Unlike at a gas station where the price per gallon generally stays the same 24/7, prices may vary during peak times (weekdays from 3 to 8 p.m.) During this period, PGE says $0.19/kWh will be charged to your credit card or Shell Recharge account in addition to your $3, $5 or $25 unlimited pricing structure.

Whatever the price, Oregon’s hyper-projections for electric vehicle adoption are proving to be wishful thinking. And it’s probably not just about EV prices, battery life and range. Unless you have a charging station at home, you are forced to rely on public chargers, and that, as we discovered, can be a frustrating challenge.
On Nov. 6, 2017, Gov. Kate Brown signed Executive Order 17-21 stating “It is the policy of the State of Oregon to establish an aggressive timeline to achieve a statewide goal of 50,000 or more registered and operating electric vehicles by 2020.” (emphasis in original).

In 2019, Senate Bill 1044 set a target of 250,000 registered Zero Emission Vehicles on Oregon roads by 2025. In December 2022, Gov. Brown, in a burst of environmental overreach that slavishly followed California’s lead, announced that all new cars sold in Oregon would have to be emissions-free starting in 2035.
The number of Oregon-registered zero emission vehicles on Oregon roads as of September 2023 was just 70,000.

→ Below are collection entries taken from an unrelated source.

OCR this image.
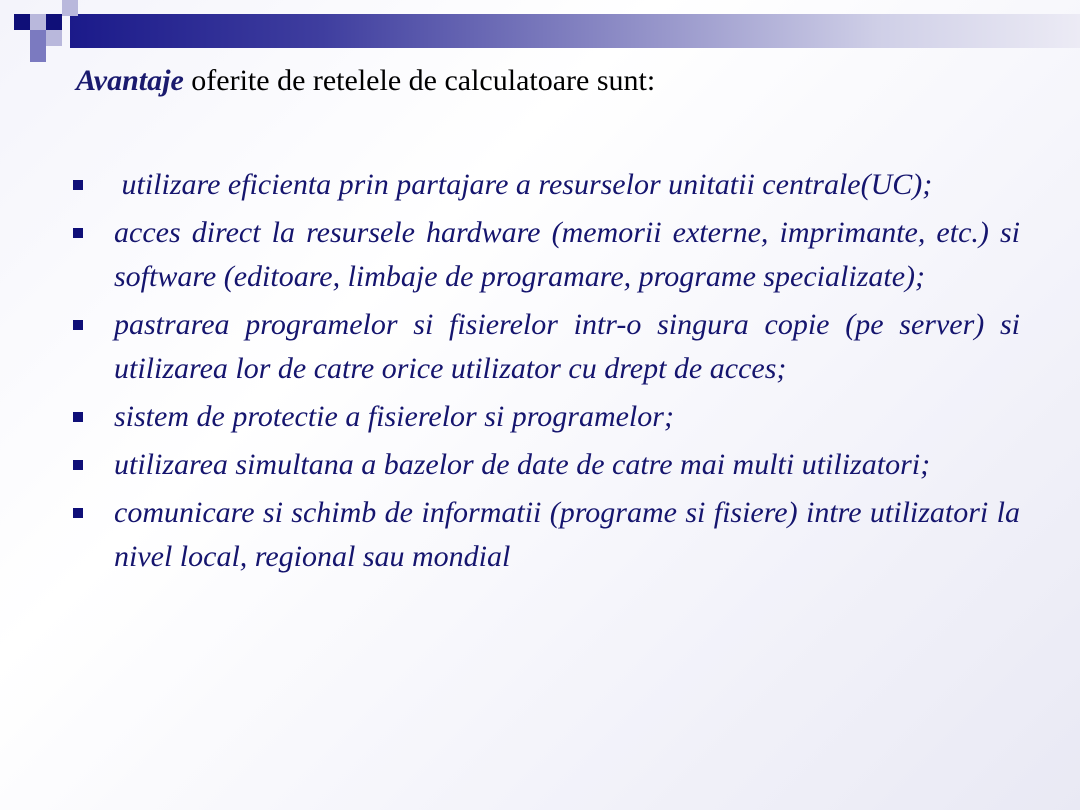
Avantaje oferite de retelele de calculatoare sunt:
utilizare eficienta prin partajare a resurselor unitatii centrale(UC);
acces direct la resursele hardware (memorii externe, imprimante, etc.) si software (editoare, limbaje de programare, programe specializate);
pastrarea programelor si fisierelor intr-o singura copie (pe server) si utilizarea lor de catre orice utilizator cu drept de acces;
sistem de protectie a fisierelor si programelor;
utilizarea simultana a bazelor de date de catre mai multi utilizatori;
comunicare si schimb de informatii (programe si fisiere) intre utilizatori la nivel local, regional sau mondial
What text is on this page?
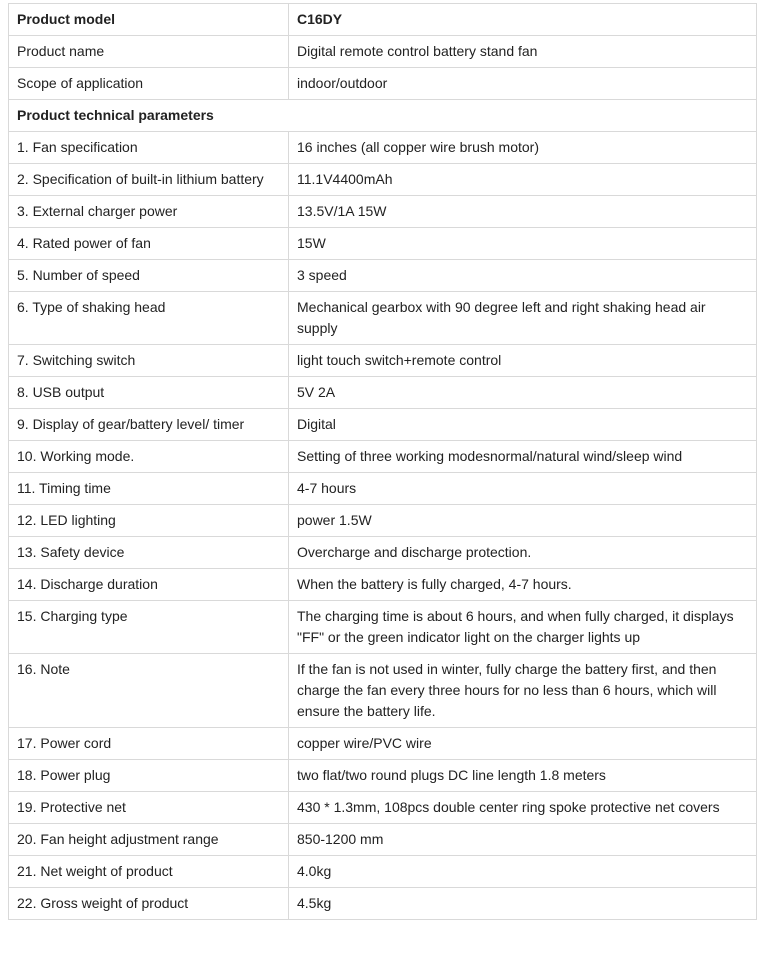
Product model	C16DY
Product name	Digital remote control battery stand fan
Scope of application	indoor/outdoor
Product technical parameters	
1. Fan specification	16 inches (all copper wire brush motor)
2. Specification of built-in lithium battery	11.1V4400mAh
3. External charger power	13.5V/1A 15W
4. Rated power of fan	15W
5. Number of speed	3 speed
6. Type of shaking head	Mechanical gearbox with 90 degree left and right shaking head air supply
7. Switching switch	light touch switch+remote control
8. USB output	5V 2A
9. Display of gear/battery level/ timer	Digital
10. Working mode.	Setting of three working modesnormal/natural wind/sleep wind
11. Timing time	4-7 hours
12. LED lighting	power 1.5W
13. Safety device	Overcharge and discharge protection.
14. Discharge duration	When the battery is fully charged, 4-7 hours.
15. Charging type	The charging time is about 6 hours, and when fully charged, it displays "FF" or the green indicator light on the charger lights up
16. Note	If the fan is not used in winter, fully charge the battery first, and then charge the fan every three hours for no less than 6 hours, which will ensure the battery life.
17. Power cord	copper wire/PVC wire
18. Power plug	two flat/two round plugs DC line length 1.8 meters
19. Protective net	430 * 1.3mm, 108pcs double center ring spoke protective net covers
20. Fan height adjustment range	850-1200 mm
21. Net weight of product	4.0kg
22. Gross weight of product	4.5kg
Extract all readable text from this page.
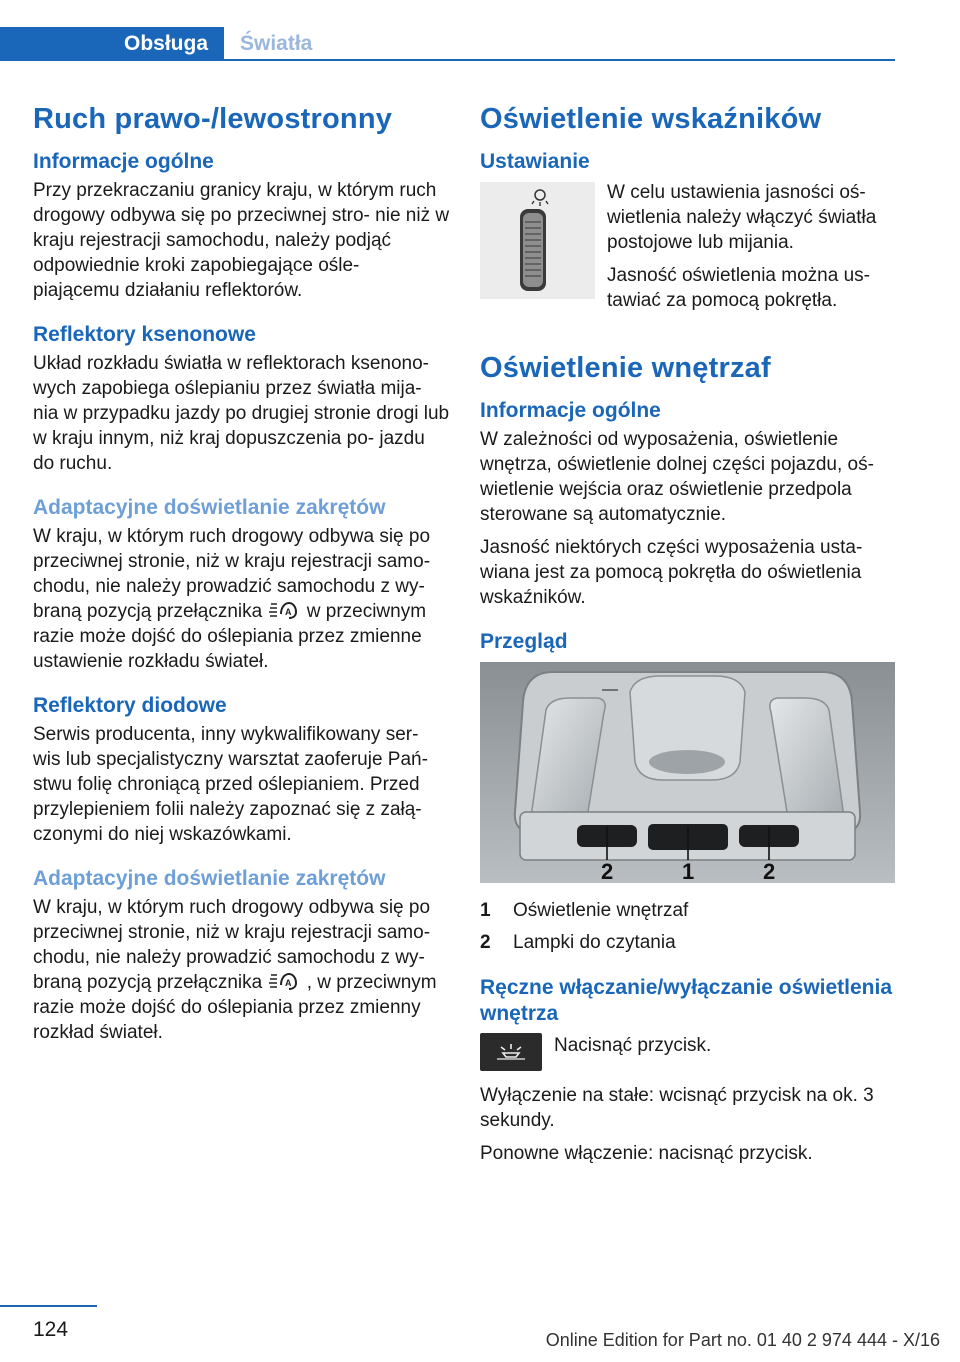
Obsługa	Światła
Ruch prawo-/lewostronny
Informacje ogólne

Przy przekraczaniu granicy kraju, w którym ruch drogowy odbywa się po przeciwnej stro‐ nie niż w kraju rejestracji samochodu, należy podjąć odpowiednie kroki zapobiegające ośle‐ piającemu działaniu reflektorów.

Reflektory ksenonowe

Układ rozkładu światła w reflektorach ksenono‐ wych zapobiega oślepianiu przez światła mija‐ nia w przypadku jazdy po drugiej stronie drogi lub w kraju innym, niż kraj dopuszczenia po‐ jazdu do ruchu.

Adaptacyjne doświetlanie zakrętów

W kraju, w którym ruch drogowy odbywa się po przeciwnej stronie, niż w kraju rejestracji samo‐ chodu, nie należy prowadzić samochodu z wy‐ braną pozycją przełącznika	A w przeciwnym razie może dojść do oślepiania przez zmienne ustawienie rozkładu świateł.

Reflektory diodowe

Serwis producenta, inny wykwalifikowany ser‐ wis lub specjalistyczny warsztat zaoferuje Pań‐ stwu folię chroniącą przed oślepianiem. Przed przylepieniem folii należy zapoznać się z załą‐ czonymi do niej wskazówkami.

Adaptacyjne doświetlanie zakrętów

W kraju, w którym ruch drogowy odbywa się po przeciwnej stronie, niż w kraju rejestracji samo‐ chodu, nie należy prowadzić samochodu z wy‐ braną pozycją przełącznika	A , w przeciwnym razie może dojść do oślepiania przez zmienny rozkład świateł.

Oświetlenie wskaźników
Ustawianie

W celu ustawienia jasności oś‐ wietlenia należy włączyć światła postojowe lub mijania.

Jasność oświetlenia można us‐ tawiać za pomocą pokrętła.

Oświetlenie wnętrzaf
Informacje ogólne

W zależności od wyposażenia, oświetlenie wnętrza, oświetlenie dolnej części pojazdu, oś‐ wietlenie wejścia oraz oświetlenie przedpola sterowane są automatycznie.

Jasność niektórych części wyposażenia usta‐ wiana jest za pomocą pokrętła do oświetlenia wskaźników.

Przegląd
2	1	2
1	Oświetlenie wnętrzaf
2	Lampki do czytania
Ręczne włączanie/wyłączanie oświetlenia wnętrza

Nacisnąć przycisk.

Wyłączenie na stałe: wcisnąć przycisk na ok. 3 sekundy.

Ponowne włączenie: nacisnąć przycisk.

124	Online Edition for Part no. 01 40 2 974 444 - X/16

The likelihood that this number will grow to 250,000 over the next 12 months is nil.


[1] There are three power levels at EV charging stations. Level 1 is the standard wall plug found in homes that delivers 120V. You will generally get only 2-5 miles worth of charging power every hour. Level 2 delivers twice the amount of power with 240V, offering 40-65 miles of charging power every hour. DC Fast Charge is the delivers 480V, which can fill 80% of most car batteries in 30 to 40 minutes.